How to convince your Christian sister not to marry an unbeliever?

Question:

My sister is 22 years, she serves in church but dates a nonbeliever. He seems to be a good boy, he doesn’t drink, doesn’t smoke and is an exemplary young man according to this world’s criteria. Discussing with my sister, I realized that she understood that it was better to date a Christian guy, but the problem was that she did not know where to find such a boy? Now this problem exists in many churches where there are more girls, but there are few boys. Some girls marry to unbelievers, but I do not want to be so with her. I have talked with her and it seems she understands everything, but then she says: “But how long shall I wait to get married and where to find a Christian guy?” I fear that this boy will propose marriage to her and she will accept. How to convince my sister not to do this step?

Dating is not good

It is sad that your sister has accepted to date, because this is not biblical and I have earlier written that in the articles Dating and successful marriage (part 1 and part 2).

Learn from others’ experience

It’s good for your sister to look at the way how the women who have chosen to marry unbelievers lived their marriage.

Two days ago I talked to a lady. When she was still a teenager she chose to enter the covenant with the Lord Jesus, but two years ago she met an unbeliever, and agreed to marry him. When I heard this, I went and I told her that she broke the covenant and the consequences will come very quickly in her life, as Scripture says. She told me then that she would be happy, because her groom was a good man. I told her that through her marriage with him she would make him unhappy, because the consequences of breaking the covenant will affect their whole family. Now, after two years, she came and repented choosing to be faithful to God from that moment on. She told me that, as Scripture says, since they had entered their marriage until that moment weakness reigned in their family and all they had tried to do didn’t work. Moreover, she even came to the second step the Scripture says about, and she was seriously ill after the birth of the child. When we kneed that she might ask forgiveness from God, she wept a lot for the wrong choice that she made two years ago. We pray now for the repentance of her husband, but that she chose to marry, being a Christian, was a bad example and a great hindrance in the way of his repentance.

Study God’s Word

The fact that there are more girls who have chosen to marry unbelievers shows that something has not been communicated to the latter in the church, or not communicated sufficiently.

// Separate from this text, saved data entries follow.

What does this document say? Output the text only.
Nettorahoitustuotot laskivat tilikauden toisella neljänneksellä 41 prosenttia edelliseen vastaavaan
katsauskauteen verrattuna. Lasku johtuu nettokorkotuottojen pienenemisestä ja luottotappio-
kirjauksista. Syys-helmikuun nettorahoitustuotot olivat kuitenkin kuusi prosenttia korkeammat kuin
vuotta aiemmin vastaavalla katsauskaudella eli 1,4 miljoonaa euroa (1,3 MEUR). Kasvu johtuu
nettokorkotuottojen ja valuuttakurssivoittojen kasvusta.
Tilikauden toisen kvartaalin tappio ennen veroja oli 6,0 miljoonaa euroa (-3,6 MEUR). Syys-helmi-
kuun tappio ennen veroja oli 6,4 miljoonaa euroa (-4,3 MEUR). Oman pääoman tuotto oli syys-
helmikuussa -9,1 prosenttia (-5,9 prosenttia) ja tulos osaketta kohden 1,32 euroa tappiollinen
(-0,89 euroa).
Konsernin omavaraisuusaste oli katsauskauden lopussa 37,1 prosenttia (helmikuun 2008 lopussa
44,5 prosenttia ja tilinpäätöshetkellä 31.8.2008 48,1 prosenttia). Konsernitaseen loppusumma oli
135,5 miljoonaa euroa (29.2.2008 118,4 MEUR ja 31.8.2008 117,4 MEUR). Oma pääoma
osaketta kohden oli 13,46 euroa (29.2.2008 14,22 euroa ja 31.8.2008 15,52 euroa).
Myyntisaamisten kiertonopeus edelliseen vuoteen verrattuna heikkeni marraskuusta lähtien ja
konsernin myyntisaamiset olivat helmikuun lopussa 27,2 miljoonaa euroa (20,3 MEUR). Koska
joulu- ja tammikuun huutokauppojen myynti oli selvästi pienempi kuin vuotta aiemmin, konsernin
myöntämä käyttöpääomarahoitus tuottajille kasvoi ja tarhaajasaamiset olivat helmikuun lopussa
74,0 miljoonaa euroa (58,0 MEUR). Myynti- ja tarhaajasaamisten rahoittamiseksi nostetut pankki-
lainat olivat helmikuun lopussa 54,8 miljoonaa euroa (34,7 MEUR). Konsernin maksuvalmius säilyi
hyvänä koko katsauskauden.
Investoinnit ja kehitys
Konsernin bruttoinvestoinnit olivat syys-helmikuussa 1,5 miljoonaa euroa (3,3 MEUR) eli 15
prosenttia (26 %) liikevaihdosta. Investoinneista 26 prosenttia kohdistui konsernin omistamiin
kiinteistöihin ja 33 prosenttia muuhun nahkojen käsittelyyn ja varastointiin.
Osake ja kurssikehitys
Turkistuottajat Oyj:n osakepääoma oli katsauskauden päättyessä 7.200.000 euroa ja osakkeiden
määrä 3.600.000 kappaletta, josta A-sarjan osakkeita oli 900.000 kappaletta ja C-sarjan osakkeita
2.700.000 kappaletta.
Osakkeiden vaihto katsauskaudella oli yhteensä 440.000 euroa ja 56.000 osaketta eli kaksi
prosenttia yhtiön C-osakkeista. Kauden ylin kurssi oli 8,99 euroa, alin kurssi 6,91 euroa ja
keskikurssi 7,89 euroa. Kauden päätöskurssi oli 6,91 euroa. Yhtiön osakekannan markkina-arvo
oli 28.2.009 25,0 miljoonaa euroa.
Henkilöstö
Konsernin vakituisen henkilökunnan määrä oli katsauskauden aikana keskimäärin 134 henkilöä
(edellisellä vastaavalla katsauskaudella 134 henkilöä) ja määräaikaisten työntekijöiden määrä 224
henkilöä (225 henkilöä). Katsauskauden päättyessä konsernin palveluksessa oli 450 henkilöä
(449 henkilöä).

I urge pastors of this church to preach a course of sermons where to address more and deeper this problem, until they will be sure that girls understand how serious is the choice to marry unbelievers.

I also want to suggest you to do with the whole church the Bible study “Marriage without regrets”, that will give much light to this and other aspects of the marriage life and thus both girls and boys will be protected from wrong choices. If you have not yet studied this course, we suggest you do this so as soon as possible.

The church must apply discipline

Women who chose to marry unbelievers should be sent out of the church, as the Scripture says, because they broke the holy covenant they concluded with the Lord Jesus. I assume that this discipline is applied in your church, but if it is not, it must be insisted on applying it, so that all other girls will see and be afraid to make such a bad choice. 

Do not stop talking to your sister

Even if your sister does not want to listen now, do not stop talking to her. As she hasn’t yet made this choice do not stop talking to her. If she doesn’t want to listen, you can arrange somehow that she may see and hear the testimony of women who have made that choice and now bear the consequences.

On this portal there have been published several articles on this subject. Maybe you look for them and print all of them to give them to your sister to read, so that she may realize how serious the consequences of this choice will be.